RDD: Retrieval-Based Demonstration Decomposer for Planner Alignment in Long-Horizon Tasks
This addresses the issue of degraded performance in complex manipulation tasks due to misaligned sub-task decompositions, though it is incremental as it builds on existing hierarchical frameworks.
The paper tackles the problem of aligning sub-task decompositions in hierarchical vision-language-action frameworks for long-horizon tasks by proposing RDD, which automatically decomposes demonstrations to match low-level policy training data, outperforming state-of-the-art methods in simulation and real-world tasks.

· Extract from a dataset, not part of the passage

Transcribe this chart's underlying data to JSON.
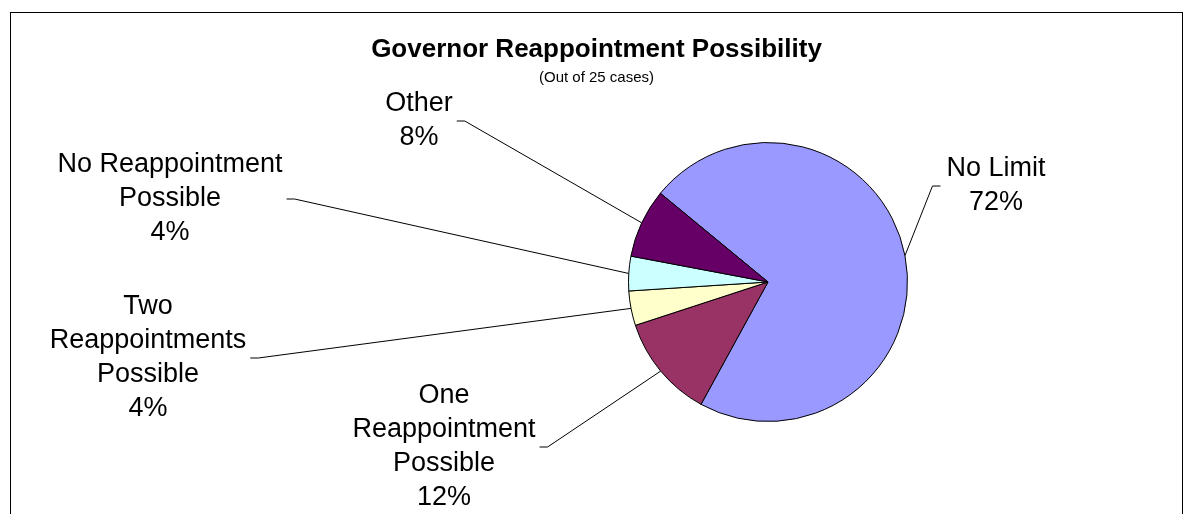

To tackle long-horizon tasks, recent hierarchical vision-language-action (VLAs) frameworks employ vision-language model (VLM)-based planners to decompose complex manipulation tasks into simpler sub-tasks that low-level visuomotor policies can easily handle. Typically, the VLM planner is finetuned to learn to decompose a target task. This finetuning requires target task demonstrations segmented into sub-tasks by either human annotation or heuristic rules. However, the heuristic subtasks can deviate significantly from the training data of the visuomotor policy, which degrades task performance. To address these issues, we propose a Retrieval-based Demonstration Decomposer (RDD) that automatically decomposes demonstrations into sub-tasks by aligning the visual features of the decomposed sub-task intervals with those from the training data of the low-level visuomotor policies. Our method outperforms the state-of-the-art sub-task decomposer on both simulation and real-world tasks, demonstrating robustness across diverse settings. Code and more results are available at rdd-neurips.github.io.